Dois novos centros culturais arranham o céu de São Paulo por Gustavo Simon, Marcelo Pliger e Silas Martí, Folha de S. Paulo

TERRA DE GIGANTES
Em integração com o entorno e com galerias na vertical, um Sesc no coração de SP e a torre de vidro do Instituto Moreira Salles, na Paulista, são os novos centros culturais da cidade

Reportagem de Gustavo Simon, Marcelo Pliger e Silas Martí originalmente publicada no jornal Folha de S. Paulo em 16 de agosto de 2017.

Recomendamos para esta super reportagem da Folha, após a leitura do texto, o mergulho nas fotografias, vídeo e simulações no original

INTRODUÇÃO
Dois novos centros culturais arranham o céu de São Paul

No coração da cidade, a poucos metros do Theatro Municipal, Paulo Mendes da Rocha acaba de desenhar o Sesc 24 de Maio, prédio com pele de vidro que se tornou um mirante do skyline histórico do centro. O espaço abre ao público no próximo sábado (19).

Na Paulista, a firma Andrade Morettin Arquitetos revisita o repertório de marcos da avenida mais famosa da metrópole, entre eles o Conjunto Nacional e o Masp, para criar uma torre envidraçada em integração com os espaços ao seu redor.

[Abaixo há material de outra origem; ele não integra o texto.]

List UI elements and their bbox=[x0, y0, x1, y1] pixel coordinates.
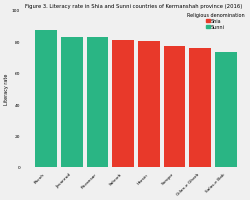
Bar bbox=[60, 37, 82, 167]
Bar bbox=[35, 31, 57, 167]
Bar bbox=[86, 37, 108, 167]
Bar bbox=[188, 48, 210, 167]
Bar bbox=[137, 42, 159, 167]
Text: Figure 3. Literacy rate in Shia and Sunni countries of Kermanshah province (2016: Figure 3. Literacy rate in Shia and Sunn… bbox=[25, 4, 242, 9]
Y-axis label: Literacy rate: Literacy rate bbox=[4, 73, 9, 105]
Bar bbox=[214, 53, 236, 167]
Bar bbox=[112, 41, 134, 167]
Legend: Shia, Sunni: Shia, Sunni bbox=[186, 13, 244, 30]
Bar bbox=[163, 47, 185, 167]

A inauguração da sede está prevista para a segunda quinzena de setembro.

São lugares para a cultura que pulsam com o movimento da maior cidade do continente.

SESC 24 DE MAIO
Paulo Mendes da Rocha fez do Sesc um mirante do fluxo do centro de SP por Silas Martí

“Isso tudo já estava aqui”, diz Paulo Mendes da Rocha, num dos andares mais altos do novo Sesc 24 de Maio. “Era só dar uma arrumadinha.”

No caso, derrubar uma série de estruturas antigas, escavar o subsolo para construir um teatro, fincar quatro enormes pilares para sustentar uma piscina na cobertura, criar uma rede de rampas em zigue-zague para a circulação e depois selar tudo com uma pele de vidro.

Quem olha agora para o novíssimo centro cultural no coração de São Paulo não reconhece mais o prédio abandonado que estava ali há quase 20 anos e onde antes funcionou a antiga loja de departamentos Mesbla.

Mas a metamorfose radical levou tempo. Depois de arrematar o prédio num leilão, em 2001, o Sesc escalou Mendes da Rocha, vencedor do Pritzker, o maior prêmio mundial da arquitetura, para adaptar os espaços e criar uma sucessão de galerias de arte, salas de aula e ginástica, biblioteca, café e restaurante. É como se replicasse toda a força das ruas que se desenrolam lá fora numa pilha de 13 andares.

Oito anos depois, as obras, que consumiram R$ 120 milhões, começaram a sair do papel e acabaram levando mais oito anos para chegar à forma final. Atrasos com empreiteiras que se viram na mira da operação Lava Jato e dificuldades na escavação do subsolo e retirada de entulho empurraram para a frente a conclusão dos trabalhos.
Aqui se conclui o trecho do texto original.